The array of animals that use tools may keep getting larger, but humans still have a big lead, thanks in part to the fact our ancestors were carefully choosing the right rock for the job a million years before our species evolved.
Olduvai Gorge, Tanzania is one of the richest known sites for early human tools. Stone flakes and cores found there date to 1.8 million years ago. One reason humans spent so much time there was the gorge offered three suitable kinds of rock: lavas, quartzite, or chert.
Dr Alastair Key of Kent University tested samples of each rock type, measuring cutting capacity and edge angle. Key was cutting PVC pipes, not meat or wood like our ancestors, but he says this provides a more reliable indication of durability and mechanical sharpness. He found quartzite made for sharper but less durable blades than the others, while chert was nearly as sharp and also quite durable, but had only limited availability.

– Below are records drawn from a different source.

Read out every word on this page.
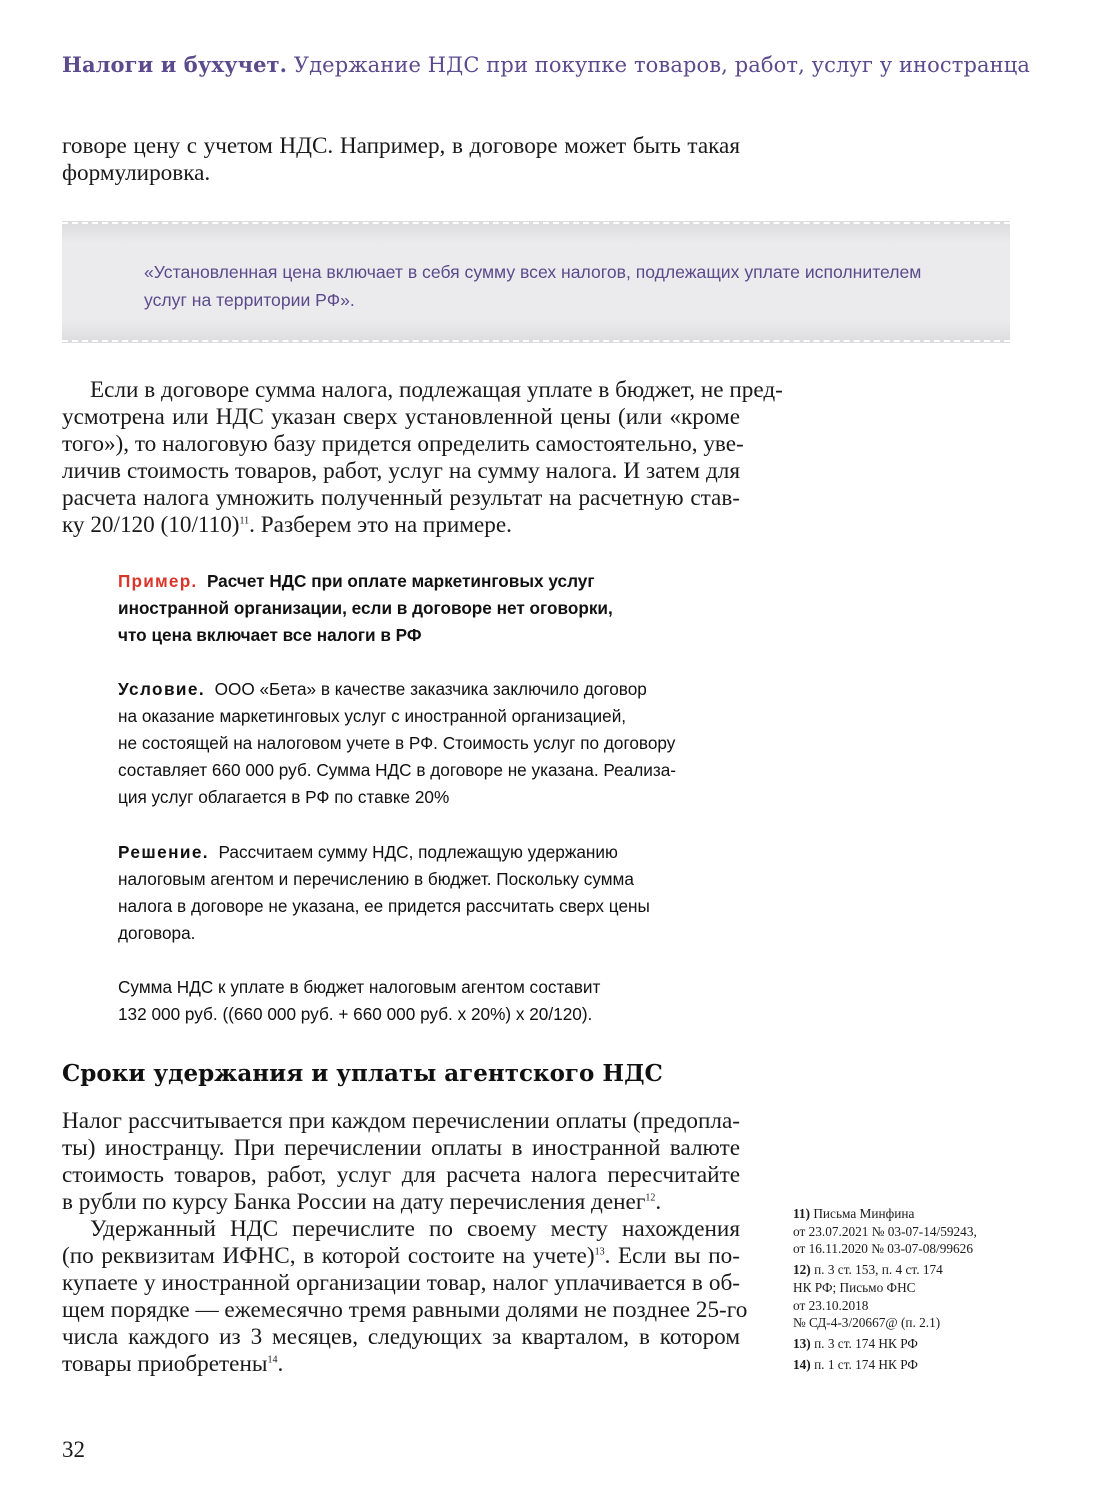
Налоги и бухучет. Удержание НДС при покупке товаров, работ, услуг у иностранца
говоре цену с учетом НДС. Например, в договоре может быть такая
формулировка.
«Установленная цена включает в себя сумму всех налогов, подлежащих уплате исполнителем
услуг на территории РФ».
Если в договоре сумма налога, подлежащая уплате в бюджет, не пред-
усмотрена или НДС указан сверх установленной цены (или «кроме
того»), то налоговую базу придется определить самостоятельно, уве-
личив стоимость товаров, работ, услуг на сумму налога. И затем для
расчета налога умножить полученный результат на расчетную став-
ку 20/120 $(10/110)^{11}$. Разберем это на примере.
Пример. Расчет НДС при оплате маркетинговых услуг
иностранной организации, если в договоре нет оговорки,
что цена включает все налоги в РФ
Условие. ООО «Бета» в качестве заказчика заключило договор
на оказание маркетинговых услуг с иностранной организацией,
не состоящей на налоговом учете в РФ. Стоимость услуг по договору
составляет 660 000 руб. Сумма НДС в договоре не указана. Реализа-
ция услуг облагается в РФ по ставке 20%
Решение. Рассчитаем сумму НДС, подлежащую удержанию
налоговым агентом и перечислению в бюджет. Поскольку сумма
налога в договоре не указана, ее придется рассчитать сверх цены
договора.
Сумма НДС к уплате в бюджет налоговым агентом составит
132 000 руб. ((660 000 руб. + 660 000 руб. х 20%) х 20/120).
Сроки удержания и уплаты агентского НДС
Налог рассчитывается при каждом перечислении оплаты (предопла-
ты) иностранцу. При перечислении оплаты в иностранной валюте
стоимость товаров, работ, услуг для расчета налога пересчитайте
в рубли по курсу Банка России на дату перечисления денег$^{12}$.
Удержанный НДС перечислите по своему месту нахождения
(по реквизитам ИФНС, в которой состоите на учете)$^{13}$. Если вы по-
купаете у иностранной организации товар, налог уплачивается в об-
щем порядке — ежемесячно тремя равными долями не позднее 25-го
числа каждого из 3 месяцев, следующих за кварталом, в котором
товары приобретены$^{14}$.
11) Письма Минфина
от 23.07.2021 № 03-07-14/59243,
от 16.11.2020 № 03-07-08/99626
12) п. 3 ст. 153, п. 4 ст. 174
НК РФ; Письмо ФНС
от 23.10.2018
№ СД-4-3/20667@ (п. 2.1)
13) п. 3 ст. 174 НК РФ
14) п. 1 ст. 174 НК РФ
32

“Why Olduvai populations preferentially chose one raw material over another has puzzled archaeologists for more than 60 years. This has been made all the more intriguing given that some stone types, including lavas and quartzite, were always available,” Key said in a statement.
After examining the Early Stone Age tools at the site Key and co-authors report in the Journal of the Royal Society Interface that well before our species evolved, our ancestors could match the rock to the purpose.

Flake tools, which are used for cutting but discarded far more quickly than cores, were frequently made from quartzite. Their value is revealed in the fact the inhabitants carried quartzite stones 3 kilometers (2 miles) from the main local source to the campsite where the tools were recovered.
Chert was heavily used over a 200,000-year period but not at all at other times – apparently the oldest example of a mineral resource exploited until it ran out.
Lava stones were much more easily available – littering the beds of seasonal rivers within the Gorge, where they were deposited from the surrounding highlands. Although more similar to each other than they are to quartzite or chert, lava rocks come in many types, probably with their own trade-offs. Key only studied the properties of basalt for this paper, and estimates basalt, while initially blunter than quartzite or chert, would have surpassed them after hundreds of cutting strokes, making it a better raw material for where long-term use was anticipated.
“Although Pleistocene individuals may not have been aware of doing so, a series of mechanical principles routinely applied during the design of modern metal-cutting tools were being exploited to maximize each tool's functional potential and ease of use,” the paper notes. Life in the Stone Age may look simple to us, but required complex questions of engineering.